2. Repeal the Alternative Minimum Tax, which ensures that higher income people pay at least some base level of tax. The revenue loss would be $330 billion, according to the Tax Policy Center, with 90% of the benefits going to the top 5% of households.
These repeals would cut taxes by an average of roughly $50,000 a year for people with incomes exceeding $1 million; by less than $10 on average for those making between $50,000 to $75,000; and by nothing for those earning less than $50,000, according to the Center on Budget and Policy Priorities.
These tax cuts on the rich would be matched by spending cuts, mostly on programs for the poor, such as food stamps, housing, education, and student aid. With inequality reaching levels not seen since the Gilded Age of the late 19th century, what can these Republicans be thinking?

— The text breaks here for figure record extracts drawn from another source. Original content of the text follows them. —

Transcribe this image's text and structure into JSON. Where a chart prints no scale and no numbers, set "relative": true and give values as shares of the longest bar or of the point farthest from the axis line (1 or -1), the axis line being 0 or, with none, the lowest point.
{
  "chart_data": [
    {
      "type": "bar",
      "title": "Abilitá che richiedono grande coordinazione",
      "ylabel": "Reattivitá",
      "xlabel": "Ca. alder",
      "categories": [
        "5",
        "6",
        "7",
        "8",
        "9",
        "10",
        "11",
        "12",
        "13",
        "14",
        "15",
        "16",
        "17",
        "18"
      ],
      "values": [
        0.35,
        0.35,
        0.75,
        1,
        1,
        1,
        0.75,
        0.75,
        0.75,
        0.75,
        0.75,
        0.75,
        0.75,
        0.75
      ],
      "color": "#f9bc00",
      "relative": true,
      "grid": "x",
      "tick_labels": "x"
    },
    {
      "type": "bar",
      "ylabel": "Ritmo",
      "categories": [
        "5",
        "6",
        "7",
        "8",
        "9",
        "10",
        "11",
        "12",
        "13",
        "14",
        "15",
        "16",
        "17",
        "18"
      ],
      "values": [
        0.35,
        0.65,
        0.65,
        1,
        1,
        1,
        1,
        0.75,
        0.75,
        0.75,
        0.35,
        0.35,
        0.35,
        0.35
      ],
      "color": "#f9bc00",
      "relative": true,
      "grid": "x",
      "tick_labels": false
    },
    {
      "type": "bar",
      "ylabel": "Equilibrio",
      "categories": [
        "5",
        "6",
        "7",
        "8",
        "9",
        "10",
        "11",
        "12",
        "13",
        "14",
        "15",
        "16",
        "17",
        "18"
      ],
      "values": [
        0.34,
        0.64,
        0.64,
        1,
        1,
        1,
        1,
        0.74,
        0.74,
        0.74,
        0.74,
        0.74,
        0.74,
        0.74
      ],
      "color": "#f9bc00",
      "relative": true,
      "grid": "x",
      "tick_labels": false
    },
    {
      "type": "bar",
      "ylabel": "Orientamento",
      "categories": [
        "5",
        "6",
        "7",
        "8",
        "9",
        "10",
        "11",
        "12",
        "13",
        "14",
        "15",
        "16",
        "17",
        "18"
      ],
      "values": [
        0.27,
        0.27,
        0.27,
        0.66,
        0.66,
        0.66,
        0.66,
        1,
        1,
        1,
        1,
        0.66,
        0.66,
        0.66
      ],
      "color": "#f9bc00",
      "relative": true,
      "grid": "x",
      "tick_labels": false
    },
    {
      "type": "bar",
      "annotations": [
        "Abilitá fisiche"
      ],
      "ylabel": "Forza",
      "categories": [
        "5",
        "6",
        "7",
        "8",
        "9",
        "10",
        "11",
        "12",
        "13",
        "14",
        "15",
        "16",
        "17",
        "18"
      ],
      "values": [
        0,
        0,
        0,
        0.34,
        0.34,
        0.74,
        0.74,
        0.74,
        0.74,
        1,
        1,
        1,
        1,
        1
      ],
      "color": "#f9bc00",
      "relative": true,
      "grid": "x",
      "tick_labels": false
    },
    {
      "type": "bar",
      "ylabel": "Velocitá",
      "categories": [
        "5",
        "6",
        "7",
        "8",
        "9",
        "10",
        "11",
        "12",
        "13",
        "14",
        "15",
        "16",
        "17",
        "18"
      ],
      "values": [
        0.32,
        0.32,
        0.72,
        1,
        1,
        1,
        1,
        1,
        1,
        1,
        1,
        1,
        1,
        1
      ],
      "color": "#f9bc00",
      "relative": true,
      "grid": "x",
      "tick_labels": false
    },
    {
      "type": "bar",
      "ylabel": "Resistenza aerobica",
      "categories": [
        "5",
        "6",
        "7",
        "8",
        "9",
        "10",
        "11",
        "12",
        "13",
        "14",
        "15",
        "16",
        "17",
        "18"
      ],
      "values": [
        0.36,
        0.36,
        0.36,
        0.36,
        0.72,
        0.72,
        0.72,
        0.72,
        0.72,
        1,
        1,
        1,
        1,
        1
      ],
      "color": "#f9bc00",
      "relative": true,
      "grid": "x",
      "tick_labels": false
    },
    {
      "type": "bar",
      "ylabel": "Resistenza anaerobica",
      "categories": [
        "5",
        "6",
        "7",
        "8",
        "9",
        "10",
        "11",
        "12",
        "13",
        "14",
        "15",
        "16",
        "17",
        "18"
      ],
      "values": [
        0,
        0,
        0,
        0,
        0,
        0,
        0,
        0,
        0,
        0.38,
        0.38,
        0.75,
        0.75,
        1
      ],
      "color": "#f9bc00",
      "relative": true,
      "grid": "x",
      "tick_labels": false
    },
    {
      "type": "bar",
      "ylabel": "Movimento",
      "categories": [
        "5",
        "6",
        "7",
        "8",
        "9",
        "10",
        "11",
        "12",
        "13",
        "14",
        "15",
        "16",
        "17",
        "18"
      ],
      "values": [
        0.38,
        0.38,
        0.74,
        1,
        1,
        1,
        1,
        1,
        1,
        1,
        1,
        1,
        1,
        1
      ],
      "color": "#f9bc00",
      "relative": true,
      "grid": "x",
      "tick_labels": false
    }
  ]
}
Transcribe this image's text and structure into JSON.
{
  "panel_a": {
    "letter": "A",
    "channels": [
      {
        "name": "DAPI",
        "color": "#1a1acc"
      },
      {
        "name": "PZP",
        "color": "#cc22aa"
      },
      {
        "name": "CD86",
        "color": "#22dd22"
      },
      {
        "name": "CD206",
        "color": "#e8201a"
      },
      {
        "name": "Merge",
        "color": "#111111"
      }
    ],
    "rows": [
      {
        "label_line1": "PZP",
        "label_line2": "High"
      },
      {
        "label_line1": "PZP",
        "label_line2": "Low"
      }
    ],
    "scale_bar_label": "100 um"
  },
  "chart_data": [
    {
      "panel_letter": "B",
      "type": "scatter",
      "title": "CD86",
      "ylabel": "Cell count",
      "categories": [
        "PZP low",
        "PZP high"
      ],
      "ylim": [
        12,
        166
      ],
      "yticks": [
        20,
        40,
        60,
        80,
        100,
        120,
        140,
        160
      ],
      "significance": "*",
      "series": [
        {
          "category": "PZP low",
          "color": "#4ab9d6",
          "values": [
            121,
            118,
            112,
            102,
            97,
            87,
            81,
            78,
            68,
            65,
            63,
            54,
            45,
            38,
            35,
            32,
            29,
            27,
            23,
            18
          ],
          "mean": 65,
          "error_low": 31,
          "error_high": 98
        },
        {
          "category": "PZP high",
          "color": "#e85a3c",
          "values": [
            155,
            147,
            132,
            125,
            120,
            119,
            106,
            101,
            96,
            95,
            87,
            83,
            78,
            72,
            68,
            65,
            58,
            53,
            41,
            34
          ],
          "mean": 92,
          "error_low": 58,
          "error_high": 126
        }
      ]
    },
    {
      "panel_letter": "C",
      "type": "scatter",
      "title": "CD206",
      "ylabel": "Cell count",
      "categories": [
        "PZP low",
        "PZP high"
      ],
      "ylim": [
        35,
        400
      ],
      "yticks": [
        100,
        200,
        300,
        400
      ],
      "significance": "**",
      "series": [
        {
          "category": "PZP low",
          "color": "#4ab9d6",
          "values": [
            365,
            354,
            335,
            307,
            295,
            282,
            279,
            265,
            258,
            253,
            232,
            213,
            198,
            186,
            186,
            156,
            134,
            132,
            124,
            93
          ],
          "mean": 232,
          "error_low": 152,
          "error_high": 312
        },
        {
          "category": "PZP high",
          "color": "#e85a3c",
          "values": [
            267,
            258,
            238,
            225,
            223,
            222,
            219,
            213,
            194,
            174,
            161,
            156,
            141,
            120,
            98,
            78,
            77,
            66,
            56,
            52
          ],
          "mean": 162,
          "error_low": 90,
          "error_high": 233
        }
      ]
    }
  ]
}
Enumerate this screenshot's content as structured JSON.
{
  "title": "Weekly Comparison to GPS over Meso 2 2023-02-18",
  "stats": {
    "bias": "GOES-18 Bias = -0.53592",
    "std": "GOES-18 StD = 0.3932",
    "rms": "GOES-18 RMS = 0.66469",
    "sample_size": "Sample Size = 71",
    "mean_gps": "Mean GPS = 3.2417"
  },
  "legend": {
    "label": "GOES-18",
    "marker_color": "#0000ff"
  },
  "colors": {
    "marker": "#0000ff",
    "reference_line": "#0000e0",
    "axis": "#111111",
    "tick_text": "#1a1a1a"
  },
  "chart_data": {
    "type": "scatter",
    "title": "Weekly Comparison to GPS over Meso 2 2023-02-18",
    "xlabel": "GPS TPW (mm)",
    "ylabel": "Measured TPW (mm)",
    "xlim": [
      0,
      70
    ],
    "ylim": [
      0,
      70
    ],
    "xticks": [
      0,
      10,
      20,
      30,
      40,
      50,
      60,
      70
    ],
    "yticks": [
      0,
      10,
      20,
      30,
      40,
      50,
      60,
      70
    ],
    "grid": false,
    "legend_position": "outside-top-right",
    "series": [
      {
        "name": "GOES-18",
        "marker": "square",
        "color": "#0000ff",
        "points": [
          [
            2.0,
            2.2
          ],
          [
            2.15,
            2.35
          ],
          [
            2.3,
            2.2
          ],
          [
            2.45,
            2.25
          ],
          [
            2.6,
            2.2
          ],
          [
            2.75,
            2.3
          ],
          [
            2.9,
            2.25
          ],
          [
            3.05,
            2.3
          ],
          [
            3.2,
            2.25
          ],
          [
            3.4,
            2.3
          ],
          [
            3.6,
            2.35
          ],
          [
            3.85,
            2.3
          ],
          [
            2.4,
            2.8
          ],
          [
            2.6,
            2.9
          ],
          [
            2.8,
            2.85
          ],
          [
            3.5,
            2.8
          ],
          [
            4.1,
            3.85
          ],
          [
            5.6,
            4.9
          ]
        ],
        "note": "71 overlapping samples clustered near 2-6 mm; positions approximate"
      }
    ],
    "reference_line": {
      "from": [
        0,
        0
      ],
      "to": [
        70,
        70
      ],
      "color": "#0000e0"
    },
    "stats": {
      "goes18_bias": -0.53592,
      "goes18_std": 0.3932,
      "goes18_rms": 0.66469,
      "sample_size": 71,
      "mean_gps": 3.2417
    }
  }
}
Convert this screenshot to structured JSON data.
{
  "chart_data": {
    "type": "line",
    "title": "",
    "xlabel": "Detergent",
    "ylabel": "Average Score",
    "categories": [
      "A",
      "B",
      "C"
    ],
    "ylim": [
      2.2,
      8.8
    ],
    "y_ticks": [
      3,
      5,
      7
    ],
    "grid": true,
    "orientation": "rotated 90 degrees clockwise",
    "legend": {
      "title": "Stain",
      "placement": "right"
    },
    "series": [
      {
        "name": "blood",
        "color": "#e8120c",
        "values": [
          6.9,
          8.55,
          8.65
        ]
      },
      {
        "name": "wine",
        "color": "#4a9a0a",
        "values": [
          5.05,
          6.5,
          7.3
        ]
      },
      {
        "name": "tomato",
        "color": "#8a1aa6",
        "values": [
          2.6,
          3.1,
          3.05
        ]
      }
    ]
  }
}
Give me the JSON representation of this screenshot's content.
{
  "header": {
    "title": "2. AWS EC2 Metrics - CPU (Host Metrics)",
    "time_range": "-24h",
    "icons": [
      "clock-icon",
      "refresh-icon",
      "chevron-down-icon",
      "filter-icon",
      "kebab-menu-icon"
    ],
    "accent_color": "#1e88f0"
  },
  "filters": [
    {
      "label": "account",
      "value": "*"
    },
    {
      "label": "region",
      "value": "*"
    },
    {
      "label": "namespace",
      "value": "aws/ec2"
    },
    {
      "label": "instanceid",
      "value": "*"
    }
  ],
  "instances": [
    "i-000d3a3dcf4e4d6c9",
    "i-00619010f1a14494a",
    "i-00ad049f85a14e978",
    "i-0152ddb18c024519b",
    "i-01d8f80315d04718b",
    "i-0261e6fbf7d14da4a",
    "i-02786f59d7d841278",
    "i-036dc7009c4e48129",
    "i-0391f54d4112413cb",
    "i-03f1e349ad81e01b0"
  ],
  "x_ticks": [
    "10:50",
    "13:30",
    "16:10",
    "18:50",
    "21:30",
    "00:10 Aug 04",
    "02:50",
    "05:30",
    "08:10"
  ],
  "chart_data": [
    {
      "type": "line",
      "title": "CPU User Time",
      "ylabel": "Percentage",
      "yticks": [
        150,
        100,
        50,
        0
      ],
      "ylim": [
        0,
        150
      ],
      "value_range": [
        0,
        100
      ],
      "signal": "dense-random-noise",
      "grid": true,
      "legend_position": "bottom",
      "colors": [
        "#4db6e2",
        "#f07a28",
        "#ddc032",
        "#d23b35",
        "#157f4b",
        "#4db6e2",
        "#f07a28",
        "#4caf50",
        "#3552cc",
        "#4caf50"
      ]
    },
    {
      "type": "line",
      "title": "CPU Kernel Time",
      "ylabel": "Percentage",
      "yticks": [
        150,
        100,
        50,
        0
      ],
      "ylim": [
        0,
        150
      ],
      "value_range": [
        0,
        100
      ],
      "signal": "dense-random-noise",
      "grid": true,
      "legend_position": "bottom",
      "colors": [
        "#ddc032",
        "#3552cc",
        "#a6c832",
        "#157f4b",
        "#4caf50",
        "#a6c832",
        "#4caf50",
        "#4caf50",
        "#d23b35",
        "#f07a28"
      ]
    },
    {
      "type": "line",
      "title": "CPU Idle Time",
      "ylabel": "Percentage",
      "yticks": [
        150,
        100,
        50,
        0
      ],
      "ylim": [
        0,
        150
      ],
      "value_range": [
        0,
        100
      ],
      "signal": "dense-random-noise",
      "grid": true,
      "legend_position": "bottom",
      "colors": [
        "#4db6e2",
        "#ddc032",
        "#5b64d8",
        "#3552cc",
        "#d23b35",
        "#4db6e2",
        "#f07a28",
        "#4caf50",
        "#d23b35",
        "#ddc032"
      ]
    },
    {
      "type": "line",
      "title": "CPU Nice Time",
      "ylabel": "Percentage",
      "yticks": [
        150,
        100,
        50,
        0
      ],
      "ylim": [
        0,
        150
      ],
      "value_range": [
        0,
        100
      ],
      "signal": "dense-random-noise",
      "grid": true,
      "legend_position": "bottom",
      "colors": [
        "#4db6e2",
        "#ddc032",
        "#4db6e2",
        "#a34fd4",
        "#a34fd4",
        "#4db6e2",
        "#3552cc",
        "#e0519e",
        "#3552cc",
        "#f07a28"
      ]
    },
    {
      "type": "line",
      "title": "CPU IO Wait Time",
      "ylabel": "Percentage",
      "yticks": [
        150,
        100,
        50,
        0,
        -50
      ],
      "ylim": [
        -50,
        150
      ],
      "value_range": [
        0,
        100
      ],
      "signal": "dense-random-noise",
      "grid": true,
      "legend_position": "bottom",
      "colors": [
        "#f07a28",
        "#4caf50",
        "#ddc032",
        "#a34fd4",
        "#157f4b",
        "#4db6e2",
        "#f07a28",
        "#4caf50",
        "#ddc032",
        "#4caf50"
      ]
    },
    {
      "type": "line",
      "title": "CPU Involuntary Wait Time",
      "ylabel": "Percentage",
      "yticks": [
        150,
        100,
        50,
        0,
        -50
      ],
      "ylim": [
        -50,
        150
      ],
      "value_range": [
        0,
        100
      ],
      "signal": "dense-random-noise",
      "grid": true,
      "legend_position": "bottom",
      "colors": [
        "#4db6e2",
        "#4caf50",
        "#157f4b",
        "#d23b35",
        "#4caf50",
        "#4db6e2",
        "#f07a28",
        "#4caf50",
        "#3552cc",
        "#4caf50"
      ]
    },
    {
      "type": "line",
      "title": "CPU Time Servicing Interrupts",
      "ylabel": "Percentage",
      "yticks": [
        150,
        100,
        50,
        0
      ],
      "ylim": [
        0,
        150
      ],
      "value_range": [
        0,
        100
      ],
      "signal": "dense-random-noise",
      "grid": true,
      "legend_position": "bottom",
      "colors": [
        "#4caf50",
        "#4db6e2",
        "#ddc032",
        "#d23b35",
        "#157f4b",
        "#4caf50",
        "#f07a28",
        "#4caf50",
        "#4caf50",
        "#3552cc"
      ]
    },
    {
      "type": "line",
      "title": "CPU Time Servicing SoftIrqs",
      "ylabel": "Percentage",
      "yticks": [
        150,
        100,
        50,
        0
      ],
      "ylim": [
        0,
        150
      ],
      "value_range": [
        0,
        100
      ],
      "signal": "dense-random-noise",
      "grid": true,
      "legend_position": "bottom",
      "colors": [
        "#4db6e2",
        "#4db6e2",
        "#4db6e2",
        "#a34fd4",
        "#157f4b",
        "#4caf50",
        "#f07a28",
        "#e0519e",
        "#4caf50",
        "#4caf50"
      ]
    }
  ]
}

And it really is nuts. As the graphics below demonstrate, an extraordinary amount of our spending goes to national defense.
And, as is well known in certain circles, we spend more on our military than the next thirteen countries combined, including China and Russia. But still, it’s not enough.
The first energy crisis was at the end of the Carter administration, back in 1979, after the Iranian revolution. I’ve theorized that if we had taken 10% of the money we spend on the military since then and invested it directly into alternative energy, this country would be energy independent by now, and we wouldn’t have to fuck around in Iran and Iraq, or Afghanistan, and bow to the Saudi Kings, and generally screw things up in the Middle East. It should be clear by now that we have absolutely no business being there. We don’t understand the region. We’re not helping. All we’re doing is galvanizing the terrorists, the barbarians who want to create a new “caliphate,” even though caliphates went out of style in the Middle Ages. And energy independence would keep us from having to go there.